Have any men here ever stripped for their partner? Women, does your man do it for you? What do you/they do?
 
I've seen a LOT of male strippers who were professionals.

My husband has also stripped and danced for me, once.

Basically I like art from professionals. That means, the costume, music and dance should all come together. It shouldn't be about taking off the clothes so much as the tease, the unknown and the confidence of the performer.

Additionally a good crowd can certain ratchet up the excitement level for everyone.

I can't go to something like that unless I have something to come home and fuck.

OTOH, a non professional isn't going to reach art status any time soon. Eye contact is important IMO. Confidence is also still important. I personally wanted more of a lap dance from him but since I didn't communicate that, and he didn't think that way it didn't happen.

It's likely that he didn't think that way because I HATE for professional strippers to touch me - ever.

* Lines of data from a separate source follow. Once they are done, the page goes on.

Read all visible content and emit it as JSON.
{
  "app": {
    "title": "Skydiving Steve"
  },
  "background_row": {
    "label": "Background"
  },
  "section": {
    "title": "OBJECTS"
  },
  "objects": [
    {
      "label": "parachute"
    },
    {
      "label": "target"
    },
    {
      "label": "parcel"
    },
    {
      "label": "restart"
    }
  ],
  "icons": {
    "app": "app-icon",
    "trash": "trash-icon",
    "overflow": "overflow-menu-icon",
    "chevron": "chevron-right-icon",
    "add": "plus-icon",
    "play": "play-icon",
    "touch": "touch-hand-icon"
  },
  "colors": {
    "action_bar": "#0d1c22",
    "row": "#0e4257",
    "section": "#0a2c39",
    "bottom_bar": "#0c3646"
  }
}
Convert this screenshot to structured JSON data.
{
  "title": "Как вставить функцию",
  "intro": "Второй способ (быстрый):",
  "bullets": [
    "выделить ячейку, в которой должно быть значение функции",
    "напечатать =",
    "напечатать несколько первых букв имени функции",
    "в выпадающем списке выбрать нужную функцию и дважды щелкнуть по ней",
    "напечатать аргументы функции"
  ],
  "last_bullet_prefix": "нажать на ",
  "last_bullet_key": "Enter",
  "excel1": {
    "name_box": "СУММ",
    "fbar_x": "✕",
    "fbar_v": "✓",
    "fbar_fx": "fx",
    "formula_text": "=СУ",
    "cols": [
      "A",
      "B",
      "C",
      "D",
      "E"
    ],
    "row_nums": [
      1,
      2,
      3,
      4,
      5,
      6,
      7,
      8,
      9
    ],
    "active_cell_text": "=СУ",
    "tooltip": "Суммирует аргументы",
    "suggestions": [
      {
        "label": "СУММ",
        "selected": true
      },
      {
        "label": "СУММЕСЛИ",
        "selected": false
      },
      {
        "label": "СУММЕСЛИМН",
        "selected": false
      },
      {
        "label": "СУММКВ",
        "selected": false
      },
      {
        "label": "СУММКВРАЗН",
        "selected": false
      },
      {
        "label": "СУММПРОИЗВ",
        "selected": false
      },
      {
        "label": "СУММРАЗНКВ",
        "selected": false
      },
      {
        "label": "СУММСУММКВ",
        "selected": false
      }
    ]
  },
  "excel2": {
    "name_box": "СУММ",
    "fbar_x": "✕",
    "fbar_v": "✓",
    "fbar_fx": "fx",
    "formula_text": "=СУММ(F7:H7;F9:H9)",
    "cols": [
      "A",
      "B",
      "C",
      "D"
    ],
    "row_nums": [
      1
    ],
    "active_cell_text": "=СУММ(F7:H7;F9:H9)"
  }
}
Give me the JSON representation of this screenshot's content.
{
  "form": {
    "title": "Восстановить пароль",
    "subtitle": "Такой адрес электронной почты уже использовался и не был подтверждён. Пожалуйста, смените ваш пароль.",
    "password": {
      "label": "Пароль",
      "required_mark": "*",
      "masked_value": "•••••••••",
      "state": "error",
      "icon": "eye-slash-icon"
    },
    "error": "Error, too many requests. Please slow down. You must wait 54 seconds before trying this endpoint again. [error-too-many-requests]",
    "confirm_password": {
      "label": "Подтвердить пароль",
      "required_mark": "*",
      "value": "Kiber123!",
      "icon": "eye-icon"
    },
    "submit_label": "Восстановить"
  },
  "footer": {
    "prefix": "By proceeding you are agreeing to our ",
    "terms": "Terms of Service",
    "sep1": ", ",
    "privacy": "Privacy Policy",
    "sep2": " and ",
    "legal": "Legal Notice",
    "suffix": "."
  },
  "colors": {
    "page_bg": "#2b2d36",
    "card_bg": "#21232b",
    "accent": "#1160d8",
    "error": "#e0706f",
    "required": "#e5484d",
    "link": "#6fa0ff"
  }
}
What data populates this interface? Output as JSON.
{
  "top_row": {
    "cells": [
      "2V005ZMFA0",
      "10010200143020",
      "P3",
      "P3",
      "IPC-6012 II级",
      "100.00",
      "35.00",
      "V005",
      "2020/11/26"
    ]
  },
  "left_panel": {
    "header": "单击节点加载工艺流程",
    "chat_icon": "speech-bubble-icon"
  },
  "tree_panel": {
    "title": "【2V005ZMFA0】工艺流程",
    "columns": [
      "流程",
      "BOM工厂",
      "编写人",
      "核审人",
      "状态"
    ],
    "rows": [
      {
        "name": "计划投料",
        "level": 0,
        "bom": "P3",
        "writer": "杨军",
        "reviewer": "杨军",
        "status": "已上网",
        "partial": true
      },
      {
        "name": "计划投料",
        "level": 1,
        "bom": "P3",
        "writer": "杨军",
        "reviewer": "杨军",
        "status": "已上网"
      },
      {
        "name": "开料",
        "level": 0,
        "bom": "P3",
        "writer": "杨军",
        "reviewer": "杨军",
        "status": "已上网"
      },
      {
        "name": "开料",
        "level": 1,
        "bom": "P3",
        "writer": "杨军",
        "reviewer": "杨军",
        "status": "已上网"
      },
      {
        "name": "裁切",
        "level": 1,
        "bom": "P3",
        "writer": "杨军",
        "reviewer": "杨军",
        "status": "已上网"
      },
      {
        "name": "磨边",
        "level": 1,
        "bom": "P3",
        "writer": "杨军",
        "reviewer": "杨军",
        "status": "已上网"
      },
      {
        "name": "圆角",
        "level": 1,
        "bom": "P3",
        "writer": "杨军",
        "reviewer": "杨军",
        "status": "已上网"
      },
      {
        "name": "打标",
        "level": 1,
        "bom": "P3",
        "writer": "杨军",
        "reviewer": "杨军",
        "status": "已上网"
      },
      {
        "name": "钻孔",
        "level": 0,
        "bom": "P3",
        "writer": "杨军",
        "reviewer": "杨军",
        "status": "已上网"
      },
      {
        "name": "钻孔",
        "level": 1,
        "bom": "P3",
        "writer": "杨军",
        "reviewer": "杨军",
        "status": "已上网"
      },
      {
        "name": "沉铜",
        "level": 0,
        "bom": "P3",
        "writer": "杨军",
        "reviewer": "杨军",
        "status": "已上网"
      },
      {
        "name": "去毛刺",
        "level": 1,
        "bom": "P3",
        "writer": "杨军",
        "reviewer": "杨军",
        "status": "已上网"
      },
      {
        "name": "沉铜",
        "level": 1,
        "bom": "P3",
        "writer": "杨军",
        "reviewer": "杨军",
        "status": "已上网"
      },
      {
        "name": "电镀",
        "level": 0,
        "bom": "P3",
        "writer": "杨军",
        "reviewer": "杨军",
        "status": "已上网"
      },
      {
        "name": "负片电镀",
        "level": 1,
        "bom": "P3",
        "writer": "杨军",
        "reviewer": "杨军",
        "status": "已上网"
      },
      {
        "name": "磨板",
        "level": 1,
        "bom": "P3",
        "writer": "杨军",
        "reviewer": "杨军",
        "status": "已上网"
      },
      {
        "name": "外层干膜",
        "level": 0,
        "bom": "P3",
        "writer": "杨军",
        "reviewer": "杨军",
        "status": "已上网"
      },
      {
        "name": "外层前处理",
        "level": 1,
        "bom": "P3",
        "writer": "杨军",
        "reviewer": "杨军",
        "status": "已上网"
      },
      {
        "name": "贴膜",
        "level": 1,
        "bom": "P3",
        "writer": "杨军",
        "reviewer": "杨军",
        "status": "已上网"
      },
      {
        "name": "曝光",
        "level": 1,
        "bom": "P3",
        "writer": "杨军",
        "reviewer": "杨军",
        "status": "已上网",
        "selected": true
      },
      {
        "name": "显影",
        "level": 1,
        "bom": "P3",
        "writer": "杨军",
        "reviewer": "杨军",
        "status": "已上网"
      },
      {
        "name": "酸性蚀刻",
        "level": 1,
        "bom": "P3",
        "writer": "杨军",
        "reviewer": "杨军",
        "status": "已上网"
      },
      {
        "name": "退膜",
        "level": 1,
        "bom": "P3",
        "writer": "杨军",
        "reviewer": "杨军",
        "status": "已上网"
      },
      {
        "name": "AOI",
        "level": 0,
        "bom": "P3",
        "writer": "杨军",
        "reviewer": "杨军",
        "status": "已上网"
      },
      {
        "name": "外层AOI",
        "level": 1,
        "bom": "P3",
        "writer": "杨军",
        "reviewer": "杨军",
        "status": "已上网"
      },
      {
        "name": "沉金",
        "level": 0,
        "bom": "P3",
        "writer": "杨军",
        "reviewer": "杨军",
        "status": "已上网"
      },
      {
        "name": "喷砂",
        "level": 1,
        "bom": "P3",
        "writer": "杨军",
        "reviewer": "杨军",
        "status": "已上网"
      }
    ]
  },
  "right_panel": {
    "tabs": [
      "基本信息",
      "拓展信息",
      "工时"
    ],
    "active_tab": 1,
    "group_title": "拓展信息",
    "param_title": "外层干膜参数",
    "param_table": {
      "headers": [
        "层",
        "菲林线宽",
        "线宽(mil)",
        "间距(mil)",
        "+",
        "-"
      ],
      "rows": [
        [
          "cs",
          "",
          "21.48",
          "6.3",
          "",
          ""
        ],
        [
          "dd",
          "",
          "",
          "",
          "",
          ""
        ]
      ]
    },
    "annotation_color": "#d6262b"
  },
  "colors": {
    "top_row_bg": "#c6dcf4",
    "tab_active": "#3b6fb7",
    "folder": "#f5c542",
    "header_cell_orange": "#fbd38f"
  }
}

But he is my lover and that's a whole different deal. I thought he could have put more into it frankly but hell he did it and it was waaaay out of his comfort zone so that is what counts with me.
 
Just relax and have fun with it. Put on some music that makes YOU feel sexy. Wear a favorite outfit and just pretend that you are disrobing for some great sex. As the beat of the music gets to you the moves should come naturally. Think of it as musical foreplay. It should be a major turn on for both you and your partner as long as you relax and enjoy yourself. That hsouldn't be difficult since you would be doing it for your lover and not for strangers.